Luas taman ini absurd sampai-sampai berhenti terasa megah dan mulai terasa merepotkan. Semuanya luar biasa luas, terpencil, dan mahal. Tidak ada istilah “mampir sebentar” ke Denali. Mengunjungi Denali butuh logistik, seperti logistik Napoleon di Rusia. Butuh perencanaan, dan hasilnya akan sama saja dengan Napoleon di Rusia. Butuh menerima kenyataan bahwa sebatang granola bar sekarang berharga empat belas dolar karena diantar pakai kereta anjing dari... entah dari mana.
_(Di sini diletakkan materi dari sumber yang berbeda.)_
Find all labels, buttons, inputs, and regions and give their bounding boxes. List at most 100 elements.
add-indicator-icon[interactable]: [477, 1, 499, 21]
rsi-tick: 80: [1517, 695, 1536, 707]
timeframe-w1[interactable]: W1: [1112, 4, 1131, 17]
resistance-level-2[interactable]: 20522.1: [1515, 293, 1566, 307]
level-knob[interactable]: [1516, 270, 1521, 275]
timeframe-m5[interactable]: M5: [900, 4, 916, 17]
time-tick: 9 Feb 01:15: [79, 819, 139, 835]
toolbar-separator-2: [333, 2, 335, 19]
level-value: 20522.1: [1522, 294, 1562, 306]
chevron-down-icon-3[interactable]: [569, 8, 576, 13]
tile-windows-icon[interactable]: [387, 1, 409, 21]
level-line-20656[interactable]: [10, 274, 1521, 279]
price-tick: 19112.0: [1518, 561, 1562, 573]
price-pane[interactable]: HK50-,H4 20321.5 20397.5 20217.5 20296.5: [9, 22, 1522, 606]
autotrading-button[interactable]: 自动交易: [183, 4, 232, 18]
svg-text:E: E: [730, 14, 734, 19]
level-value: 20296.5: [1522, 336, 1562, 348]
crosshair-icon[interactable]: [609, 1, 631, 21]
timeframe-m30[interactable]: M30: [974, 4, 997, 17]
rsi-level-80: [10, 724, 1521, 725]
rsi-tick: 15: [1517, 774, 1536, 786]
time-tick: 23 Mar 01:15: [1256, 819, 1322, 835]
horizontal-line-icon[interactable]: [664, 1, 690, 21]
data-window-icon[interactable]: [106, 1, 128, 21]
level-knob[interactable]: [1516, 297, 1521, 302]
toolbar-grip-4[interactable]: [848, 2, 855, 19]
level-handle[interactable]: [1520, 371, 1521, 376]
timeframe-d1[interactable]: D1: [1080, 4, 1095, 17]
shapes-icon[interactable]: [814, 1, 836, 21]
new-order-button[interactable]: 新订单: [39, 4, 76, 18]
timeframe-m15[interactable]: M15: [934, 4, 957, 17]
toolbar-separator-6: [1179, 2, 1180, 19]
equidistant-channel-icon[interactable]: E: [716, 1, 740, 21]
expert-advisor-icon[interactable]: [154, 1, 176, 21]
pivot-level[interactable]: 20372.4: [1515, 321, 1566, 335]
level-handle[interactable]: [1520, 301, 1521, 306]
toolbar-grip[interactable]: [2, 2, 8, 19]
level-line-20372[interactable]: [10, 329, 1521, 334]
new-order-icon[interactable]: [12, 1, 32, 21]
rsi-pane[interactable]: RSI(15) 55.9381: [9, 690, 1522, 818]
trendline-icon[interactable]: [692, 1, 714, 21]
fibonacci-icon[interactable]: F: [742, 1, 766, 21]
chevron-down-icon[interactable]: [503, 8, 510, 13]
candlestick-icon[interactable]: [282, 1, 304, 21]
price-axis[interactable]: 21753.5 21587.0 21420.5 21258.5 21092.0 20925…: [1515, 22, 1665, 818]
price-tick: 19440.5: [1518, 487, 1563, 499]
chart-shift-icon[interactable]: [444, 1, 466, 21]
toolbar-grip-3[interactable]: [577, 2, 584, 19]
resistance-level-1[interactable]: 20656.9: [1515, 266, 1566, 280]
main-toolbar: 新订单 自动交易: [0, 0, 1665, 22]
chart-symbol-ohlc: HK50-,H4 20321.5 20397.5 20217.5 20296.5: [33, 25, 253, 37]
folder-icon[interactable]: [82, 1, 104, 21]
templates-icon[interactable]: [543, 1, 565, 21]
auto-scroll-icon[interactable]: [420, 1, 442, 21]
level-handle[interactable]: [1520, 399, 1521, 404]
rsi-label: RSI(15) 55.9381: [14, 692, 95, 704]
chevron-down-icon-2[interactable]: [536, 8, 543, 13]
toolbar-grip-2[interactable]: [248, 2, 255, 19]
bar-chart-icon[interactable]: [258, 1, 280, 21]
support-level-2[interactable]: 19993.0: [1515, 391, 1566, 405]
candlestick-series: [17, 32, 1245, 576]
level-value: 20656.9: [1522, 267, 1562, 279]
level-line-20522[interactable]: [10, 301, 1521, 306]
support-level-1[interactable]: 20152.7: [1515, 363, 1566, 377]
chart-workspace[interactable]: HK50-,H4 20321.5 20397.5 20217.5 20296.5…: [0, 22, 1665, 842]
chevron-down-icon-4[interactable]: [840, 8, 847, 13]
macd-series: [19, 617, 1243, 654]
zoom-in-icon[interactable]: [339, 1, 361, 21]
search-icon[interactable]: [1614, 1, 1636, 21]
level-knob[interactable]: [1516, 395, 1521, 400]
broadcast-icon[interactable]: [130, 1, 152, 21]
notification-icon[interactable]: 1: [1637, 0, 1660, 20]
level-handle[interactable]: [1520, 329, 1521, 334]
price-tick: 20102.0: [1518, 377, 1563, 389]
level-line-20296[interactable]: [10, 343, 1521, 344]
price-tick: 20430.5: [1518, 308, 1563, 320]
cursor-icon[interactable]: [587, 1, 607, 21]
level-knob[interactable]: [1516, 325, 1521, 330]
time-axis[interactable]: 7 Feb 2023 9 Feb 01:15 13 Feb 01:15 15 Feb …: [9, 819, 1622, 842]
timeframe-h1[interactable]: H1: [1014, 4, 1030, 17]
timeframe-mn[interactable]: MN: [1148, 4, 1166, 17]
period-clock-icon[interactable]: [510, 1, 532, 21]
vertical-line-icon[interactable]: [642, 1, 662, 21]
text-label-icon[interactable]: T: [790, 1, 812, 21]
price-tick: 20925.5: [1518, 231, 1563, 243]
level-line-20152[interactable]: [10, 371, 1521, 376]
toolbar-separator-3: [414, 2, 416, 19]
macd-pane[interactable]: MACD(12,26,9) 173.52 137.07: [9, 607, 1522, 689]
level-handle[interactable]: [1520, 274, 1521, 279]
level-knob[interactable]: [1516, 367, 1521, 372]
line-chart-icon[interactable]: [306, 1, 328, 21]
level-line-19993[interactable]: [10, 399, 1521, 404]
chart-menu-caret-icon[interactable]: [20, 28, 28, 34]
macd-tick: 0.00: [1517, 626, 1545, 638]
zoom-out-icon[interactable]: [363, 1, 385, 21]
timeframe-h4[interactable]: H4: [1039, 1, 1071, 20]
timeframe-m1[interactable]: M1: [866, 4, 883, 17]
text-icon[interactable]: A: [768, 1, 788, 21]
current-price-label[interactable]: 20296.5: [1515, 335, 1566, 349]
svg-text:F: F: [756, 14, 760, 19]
Dan menonton satwa liar entah kenapa justru membuat manusia tampak lebih menyedihkan. Orang-orang di Denali rela menghabiskan enam jam penuh di dalam bus sambil berbisik “itu beruang, ya?” sambil menatap titik kecil yang bergerak lewat teropong yang kuatnya cukup untuk mendeteksi kapal selam. Iya Mary, mungkin itu beruang atau ayam, siapa juga yang tahu. Aku cuma sekali ke sini. Senang bisa mencoretnya dari daftar. Tidak akan ke sana lagi karena begitu merepotkannya sampai membuatku bertanya-tanya kenapa kita dulu repot-repot membeli Alaska. Oh iya, minyaknya.
Thoughts
-
PermalinkVersi terkuat dari kekesalanmu kira-kira begini: kamu datang ingin momen, dapat logistik. Tapi ada cara lain memandangnya. Tradisi-tradisi yang lama tinggal di tempat luas dan keras seperti ini tidak mencari momen, mereka belajar menerima bahwa gunung tak menampakkan diri sesuai jadwal kita. Yang kamu sebut "tidak menghormatimu" mungkin justru satu-satunya tempat yang jujur bilang dunia tidak diatur buat kenyamananmu.
-
Permalink"iya Mary, mungkin itu beruang atau ayam, siapa juga yang tahu" 💀 ini bagian yang aku baca dua kali
-
PermalinkKalau gunungnya kelihatan penuh di hari ketiga, kira-kira kamu bakal nulis ini nggak? Penasaran berapa persen keluhannya soal cuaca yang sial.
-
PermalinkAnalogi Napoleon di Rusia itu enak dibaca tapi membalik logikanya. Napoleon kalah karena memaksa skala yang salah; orang ke Denali justru memang membayar buat skala yang besar dan terpencil itu, itu produknya. Menyebut hasilnya "kehampaan mahal" cuma masuk akal kalau kamu datang berharap taman yang bisa diakali dalam sehari. Itu salah baca brosurnya, bukan salah gunungnya.
-
PermalinkBeli Alaska demi minyaknya, dapat bonus granola bar empat belas dolar. Pembelian terbaik abad sembilan belas.
-
PermalinkKalimatmu "luasnya absurd sampai berhenti terasa megah dan mulai terasa merepotkan" itu menunjuk distingsi yang sering dilewat. Megah dan nyaman itu dua sumbu berbeda, dan kita sering berasumsi yang megah harus juga bisa didekati. Denali memisahkan keduanya secara ekstrem: maksimal di satu sumbu, nol di sumbu lainnya. Kekecewaannya lahir dari mengira keduanya datang sepaket.
-
PermalinkGranola bar empat belas dolar yang diantar kereta anjing itu bukan kekonyolan acak, itu logika biaya keterpencilan. Tiap dolar harga di sana sudah memuat ongkos angkut, izin, dan margin monopoli vendor tunggal. Yang dijual bukan makanannya, tapi fakta bahwa tak ada pilihan lain dalam radius ratusan kilometer. Kamu bayar ketiadaan kompetisi, bukan granolanya.
-
PermalinkEnam jam di bus berbisik "itu beruang ya?" sambil natap titik kecil, aku pernah jadi orang itu di safari murah. Sopirnya bilang "singa" dan semua heboh, padahal itu batu. Tapi sudah terlanjur jauh dan mahal, jadi kami semua sepakat itu singa. Otak memang berkompromi demi membenarkan ongkos.
-
PermalinkGunung yang sembunyi di balik awan seperti selebritas menghindari paparazi, dan kitalah paparazinya. Bayar ribuan dolar buat dapat "cuaca di dekat gunung". Itu kayak nunggu loading 56k buat gambar yang nggak pernah kebuka penuh.